Durability and safety
What Celeriant guarantees, and the mechanism behind each guarantee. No slogans; every claim here is something you can reason about or test.
An acknowledged write is on stable storage
Before the leader acknowledges a write, the batch is fdatasync'd to disk on the leader and on the follower. Two machines have it on durable media before your call returns. Pull the power on either node, on hardware that honors flush, and the write is still there.
When the follower is down, the leader ships the batch to S3 instead, so an acknowledged write still lives in two places: the surviving node's disk and S3. You are never acknowledging a write that exists in only one volatile place. That degraded path puts an S3 write on the ack, so write latency rises until the follower rejoins; see Two-node cluster for the operational detail.
Direct I/O, because fsync can lie
Celeriant writes with Direct I/O and skips the kernel page cache. Buffered I/O can report a successful fsync and still lose the data when a later writeback fails; this is documented kernel behavior, not a hypothetical. Direct I/O avoids that whole class of silent loss.
It costs more per write, so the cost is amortized: concurrent writes are batched, and the batch is fsync'd and replicated once. See Performance.
Thread-per-core, so whole bug classes do not exist
Each core owns its shard and runs single-threaded. There is no shared mutable state across cores on the write path, so the data races, lock-ordering deadlocks, and torn updates that thread-pool databases spend their lives chasing are designed out of that per-core path. Fewer places to be wrong is itself a safety property.
Failover and its dependency
Leader election runs through an S3 conditional write that arbitrates a lease. Failover is a lease handoff, and it is off the write hot path. The honest dependency: a long S3 outage stalls failover, because that is where the lease lives. Acknowledged data is not at risk — it is fsynced on the surviving node's disk, and was either fsynced on the second node or written to S3 before the ack. The cluster cannot promote a new leader during an S3 outage, so writes pause until S3 returns or the existing leader recovers; reads keep serving.
Two failure modes are worth distinguishing:
- Leader dies, S3 healthy. The follower waits for the lease TTL to expire (
--lease-ttl-secs, default 30s), then CAS's the lease and takes over. Writes pause for that window. Demand-driven lease renewal on the leader keeps the TTL short when the cluster is healthy. - S3 unreachable, both nodes healthy. The current leader keeps serving; replication to S3 backs off, replication to the follower continues. If the leader then dies before S3 returns, writes are blocked until either node can reach S3 again.
Clock skew is the third edge: if the nodes drift beyond --max-clock-drift-ms, lease renewal can flap. NTP is not optional, it is on the dependency list.
Tamper evidence and encryption
Every event is hash-chained to its predecessor with BLAKE3, so any alteration of past events is detectable by recomputation. See The audit chain. Payloads can be encrypted per event with AES-GCM, client-side, so the server stores ciphertext it cannot read.

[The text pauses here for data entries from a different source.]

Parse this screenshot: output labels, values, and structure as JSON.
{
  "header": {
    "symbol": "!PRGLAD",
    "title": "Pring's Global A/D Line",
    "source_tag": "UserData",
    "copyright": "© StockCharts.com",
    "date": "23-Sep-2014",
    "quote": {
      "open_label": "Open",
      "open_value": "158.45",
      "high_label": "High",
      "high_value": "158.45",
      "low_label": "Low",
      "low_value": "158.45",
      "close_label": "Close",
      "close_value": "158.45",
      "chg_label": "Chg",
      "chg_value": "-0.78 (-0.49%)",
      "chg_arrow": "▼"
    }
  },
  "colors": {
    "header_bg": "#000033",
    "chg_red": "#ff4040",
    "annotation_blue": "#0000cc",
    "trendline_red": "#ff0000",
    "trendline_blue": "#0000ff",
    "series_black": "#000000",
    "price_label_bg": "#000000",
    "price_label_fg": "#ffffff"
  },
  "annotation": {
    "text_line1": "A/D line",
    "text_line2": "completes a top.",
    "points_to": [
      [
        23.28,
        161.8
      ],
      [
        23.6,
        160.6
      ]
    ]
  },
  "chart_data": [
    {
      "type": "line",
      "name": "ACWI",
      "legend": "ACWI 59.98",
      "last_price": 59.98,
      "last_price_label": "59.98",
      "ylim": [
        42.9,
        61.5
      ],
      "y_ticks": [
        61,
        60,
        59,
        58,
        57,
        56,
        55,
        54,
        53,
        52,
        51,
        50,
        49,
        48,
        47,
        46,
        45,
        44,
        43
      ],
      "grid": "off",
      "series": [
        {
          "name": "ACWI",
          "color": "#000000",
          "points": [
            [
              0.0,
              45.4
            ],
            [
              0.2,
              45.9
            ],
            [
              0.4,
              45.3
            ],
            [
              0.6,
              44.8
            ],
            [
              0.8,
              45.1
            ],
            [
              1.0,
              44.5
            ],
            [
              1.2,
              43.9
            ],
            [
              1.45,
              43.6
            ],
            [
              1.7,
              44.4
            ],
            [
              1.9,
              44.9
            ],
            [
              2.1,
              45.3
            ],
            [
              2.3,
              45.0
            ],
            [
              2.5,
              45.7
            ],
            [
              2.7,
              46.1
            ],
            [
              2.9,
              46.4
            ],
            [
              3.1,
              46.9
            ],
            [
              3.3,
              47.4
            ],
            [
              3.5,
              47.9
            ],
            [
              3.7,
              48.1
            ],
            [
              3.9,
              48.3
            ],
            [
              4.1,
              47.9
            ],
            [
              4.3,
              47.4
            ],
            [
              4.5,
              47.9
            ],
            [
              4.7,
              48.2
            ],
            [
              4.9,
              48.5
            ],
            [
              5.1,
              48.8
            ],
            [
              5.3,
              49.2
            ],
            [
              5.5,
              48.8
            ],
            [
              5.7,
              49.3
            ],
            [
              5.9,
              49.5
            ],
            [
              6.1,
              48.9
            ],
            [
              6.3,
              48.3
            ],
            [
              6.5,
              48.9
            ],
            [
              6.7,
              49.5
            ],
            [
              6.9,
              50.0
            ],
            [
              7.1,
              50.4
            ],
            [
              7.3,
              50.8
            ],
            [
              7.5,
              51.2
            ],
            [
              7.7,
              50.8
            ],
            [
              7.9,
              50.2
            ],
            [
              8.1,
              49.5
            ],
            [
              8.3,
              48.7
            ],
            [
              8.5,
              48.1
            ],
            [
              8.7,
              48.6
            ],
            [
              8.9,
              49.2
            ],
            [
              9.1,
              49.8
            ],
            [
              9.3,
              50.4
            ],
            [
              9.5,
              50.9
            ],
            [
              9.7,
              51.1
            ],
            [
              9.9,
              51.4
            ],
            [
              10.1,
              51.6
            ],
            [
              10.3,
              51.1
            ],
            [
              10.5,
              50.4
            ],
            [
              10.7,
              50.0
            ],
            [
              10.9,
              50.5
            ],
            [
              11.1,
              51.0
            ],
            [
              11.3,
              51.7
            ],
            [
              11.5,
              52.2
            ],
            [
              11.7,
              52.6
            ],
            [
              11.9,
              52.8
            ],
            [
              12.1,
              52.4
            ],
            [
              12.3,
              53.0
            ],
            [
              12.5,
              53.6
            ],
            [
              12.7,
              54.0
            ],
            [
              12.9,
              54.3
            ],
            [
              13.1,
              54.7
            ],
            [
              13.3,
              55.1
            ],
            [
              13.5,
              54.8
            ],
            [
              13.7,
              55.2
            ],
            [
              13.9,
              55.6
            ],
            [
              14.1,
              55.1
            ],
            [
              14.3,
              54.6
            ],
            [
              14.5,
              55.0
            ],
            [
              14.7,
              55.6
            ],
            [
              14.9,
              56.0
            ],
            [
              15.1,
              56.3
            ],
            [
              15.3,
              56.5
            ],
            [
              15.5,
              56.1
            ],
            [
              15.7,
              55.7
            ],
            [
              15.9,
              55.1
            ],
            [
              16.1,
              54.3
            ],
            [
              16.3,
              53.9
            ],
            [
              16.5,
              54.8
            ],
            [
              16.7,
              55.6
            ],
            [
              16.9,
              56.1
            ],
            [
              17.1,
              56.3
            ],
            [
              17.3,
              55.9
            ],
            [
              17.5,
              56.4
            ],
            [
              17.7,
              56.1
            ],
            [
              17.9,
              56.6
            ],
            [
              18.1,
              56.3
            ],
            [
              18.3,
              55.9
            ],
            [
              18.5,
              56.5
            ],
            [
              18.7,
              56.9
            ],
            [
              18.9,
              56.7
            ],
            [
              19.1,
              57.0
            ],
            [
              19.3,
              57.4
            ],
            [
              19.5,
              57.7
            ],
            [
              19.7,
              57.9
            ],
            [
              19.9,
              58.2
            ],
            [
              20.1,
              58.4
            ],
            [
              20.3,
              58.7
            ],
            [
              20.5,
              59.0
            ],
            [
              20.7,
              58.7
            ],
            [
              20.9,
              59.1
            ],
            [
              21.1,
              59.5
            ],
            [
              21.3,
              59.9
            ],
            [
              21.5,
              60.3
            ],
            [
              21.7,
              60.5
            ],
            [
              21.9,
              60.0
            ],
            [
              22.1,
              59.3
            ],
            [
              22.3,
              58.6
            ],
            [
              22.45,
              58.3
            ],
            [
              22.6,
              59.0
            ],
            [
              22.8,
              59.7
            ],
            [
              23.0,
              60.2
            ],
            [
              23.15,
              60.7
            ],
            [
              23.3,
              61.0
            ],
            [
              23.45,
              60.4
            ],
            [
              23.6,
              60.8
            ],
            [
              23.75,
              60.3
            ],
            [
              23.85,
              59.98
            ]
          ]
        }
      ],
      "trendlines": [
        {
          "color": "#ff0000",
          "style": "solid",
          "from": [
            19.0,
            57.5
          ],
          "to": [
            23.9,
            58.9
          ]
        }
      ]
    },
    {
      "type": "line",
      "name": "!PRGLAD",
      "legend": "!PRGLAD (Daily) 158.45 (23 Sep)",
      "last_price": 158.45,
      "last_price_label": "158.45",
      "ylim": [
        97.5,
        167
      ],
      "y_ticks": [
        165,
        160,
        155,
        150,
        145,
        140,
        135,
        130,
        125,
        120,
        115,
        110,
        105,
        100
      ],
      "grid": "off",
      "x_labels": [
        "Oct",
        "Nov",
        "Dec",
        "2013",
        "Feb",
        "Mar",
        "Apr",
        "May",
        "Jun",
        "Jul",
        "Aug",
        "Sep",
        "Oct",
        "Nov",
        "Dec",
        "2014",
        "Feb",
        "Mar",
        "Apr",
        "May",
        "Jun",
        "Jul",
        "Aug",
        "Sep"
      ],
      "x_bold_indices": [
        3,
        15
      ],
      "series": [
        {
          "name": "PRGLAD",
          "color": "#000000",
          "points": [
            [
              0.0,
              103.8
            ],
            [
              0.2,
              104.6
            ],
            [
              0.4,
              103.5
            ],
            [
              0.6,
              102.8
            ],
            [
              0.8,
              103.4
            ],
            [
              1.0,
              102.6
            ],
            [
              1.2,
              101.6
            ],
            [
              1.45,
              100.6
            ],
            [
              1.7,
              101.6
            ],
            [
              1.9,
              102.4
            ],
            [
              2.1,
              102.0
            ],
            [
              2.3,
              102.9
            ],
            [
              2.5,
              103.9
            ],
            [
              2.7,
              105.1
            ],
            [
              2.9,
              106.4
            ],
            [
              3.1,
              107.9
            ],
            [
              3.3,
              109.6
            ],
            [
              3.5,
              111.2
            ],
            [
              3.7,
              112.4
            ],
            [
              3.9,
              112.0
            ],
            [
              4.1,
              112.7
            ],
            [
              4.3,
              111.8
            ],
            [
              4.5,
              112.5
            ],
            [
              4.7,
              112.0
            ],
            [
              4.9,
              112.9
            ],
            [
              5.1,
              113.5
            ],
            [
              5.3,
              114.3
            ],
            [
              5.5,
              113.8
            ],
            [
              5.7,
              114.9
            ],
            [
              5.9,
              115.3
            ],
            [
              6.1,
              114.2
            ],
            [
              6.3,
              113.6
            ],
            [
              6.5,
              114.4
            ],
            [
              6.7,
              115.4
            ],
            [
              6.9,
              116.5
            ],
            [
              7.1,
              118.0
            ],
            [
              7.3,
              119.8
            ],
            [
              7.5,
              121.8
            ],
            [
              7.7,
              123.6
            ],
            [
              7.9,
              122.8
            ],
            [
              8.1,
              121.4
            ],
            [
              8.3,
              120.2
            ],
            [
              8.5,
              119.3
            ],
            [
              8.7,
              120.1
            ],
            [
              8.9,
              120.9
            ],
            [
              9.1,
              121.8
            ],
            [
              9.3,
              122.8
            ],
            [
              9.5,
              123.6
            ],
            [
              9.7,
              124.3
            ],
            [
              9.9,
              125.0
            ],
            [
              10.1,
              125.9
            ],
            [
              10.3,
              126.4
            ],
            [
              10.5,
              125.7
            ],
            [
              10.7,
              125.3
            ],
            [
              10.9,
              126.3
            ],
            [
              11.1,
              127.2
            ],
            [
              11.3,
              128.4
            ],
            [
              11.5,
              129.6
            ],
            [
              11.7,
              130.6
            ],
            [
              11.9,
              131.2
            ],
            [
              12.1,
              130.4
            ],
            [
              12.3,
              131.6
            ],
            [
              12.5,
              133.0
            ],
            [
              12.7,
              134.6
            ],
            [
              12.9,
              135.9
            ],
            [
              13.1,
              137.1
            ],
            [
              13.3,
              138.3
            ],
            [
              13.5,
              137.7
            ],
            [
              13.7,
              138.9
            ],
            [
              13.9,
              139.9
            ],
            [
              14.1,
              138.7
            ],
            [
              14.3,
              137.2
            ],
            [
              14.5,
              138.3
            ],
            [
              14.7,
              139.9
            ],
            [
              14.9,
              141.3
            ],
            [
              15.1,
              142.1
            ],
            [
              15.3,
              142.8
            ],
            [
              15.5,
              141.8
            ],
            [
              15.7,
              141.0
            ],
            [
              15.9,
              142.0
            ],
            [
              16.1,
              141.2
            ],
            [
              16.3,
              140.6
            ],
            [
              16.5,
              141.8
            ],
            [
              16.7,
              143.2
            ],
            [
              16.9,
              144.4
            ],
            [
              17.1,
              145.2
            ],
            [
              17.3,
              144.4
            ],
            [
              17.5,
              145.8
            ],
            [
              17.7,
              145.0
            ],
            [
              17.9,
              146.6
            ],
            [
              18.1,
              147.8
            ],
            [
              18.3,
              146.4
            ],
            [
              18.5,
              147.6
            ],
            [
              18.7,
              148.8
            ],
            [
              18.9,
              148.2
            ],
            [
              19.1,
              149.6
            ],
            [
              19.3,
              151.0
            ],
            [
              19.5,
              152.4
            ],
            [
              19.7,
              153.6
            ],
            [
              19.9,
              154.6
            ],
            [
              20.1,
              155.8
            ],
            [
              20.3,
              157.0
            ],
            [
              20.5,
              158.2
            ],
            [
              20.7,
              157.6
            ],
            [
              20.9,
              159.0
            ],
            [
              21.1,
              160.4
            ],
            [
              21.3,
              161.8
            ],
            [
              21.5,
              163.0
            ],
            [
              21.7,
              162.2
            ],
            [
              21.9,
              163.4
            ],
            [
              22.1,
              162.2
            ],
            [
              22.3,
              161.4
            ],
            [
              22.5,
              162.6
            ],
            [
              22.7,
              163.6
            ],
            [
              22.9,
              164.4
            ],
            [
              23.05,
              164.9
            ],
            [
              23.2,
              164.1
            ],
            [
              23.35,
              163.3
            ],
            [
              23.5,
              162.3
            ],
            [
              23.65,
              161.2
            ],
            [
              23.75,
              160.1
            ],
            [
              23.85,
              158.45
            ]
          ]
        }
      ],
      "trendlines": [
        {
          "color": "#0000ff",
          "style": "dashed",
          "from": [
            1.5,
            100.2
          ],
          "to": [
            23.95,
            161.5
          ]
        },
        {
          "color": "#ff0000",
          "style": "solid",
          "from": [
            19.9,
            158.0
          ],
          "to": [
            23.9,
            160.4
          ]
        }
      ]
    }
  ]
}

What it does not protect against
Durability is bounded by the envelope above: two nodes plus S3. Simultaneous, correlated loss of both nodes and S3 is outside it, as is anything upstream of the write (a bug that appends the wrong event is durably wrong). For disaster recovery beyond the cluster, see Backup and recovery.
These guarantees hold in the current pre-1.0 build. The cluster and failover internals can still change before 1.0.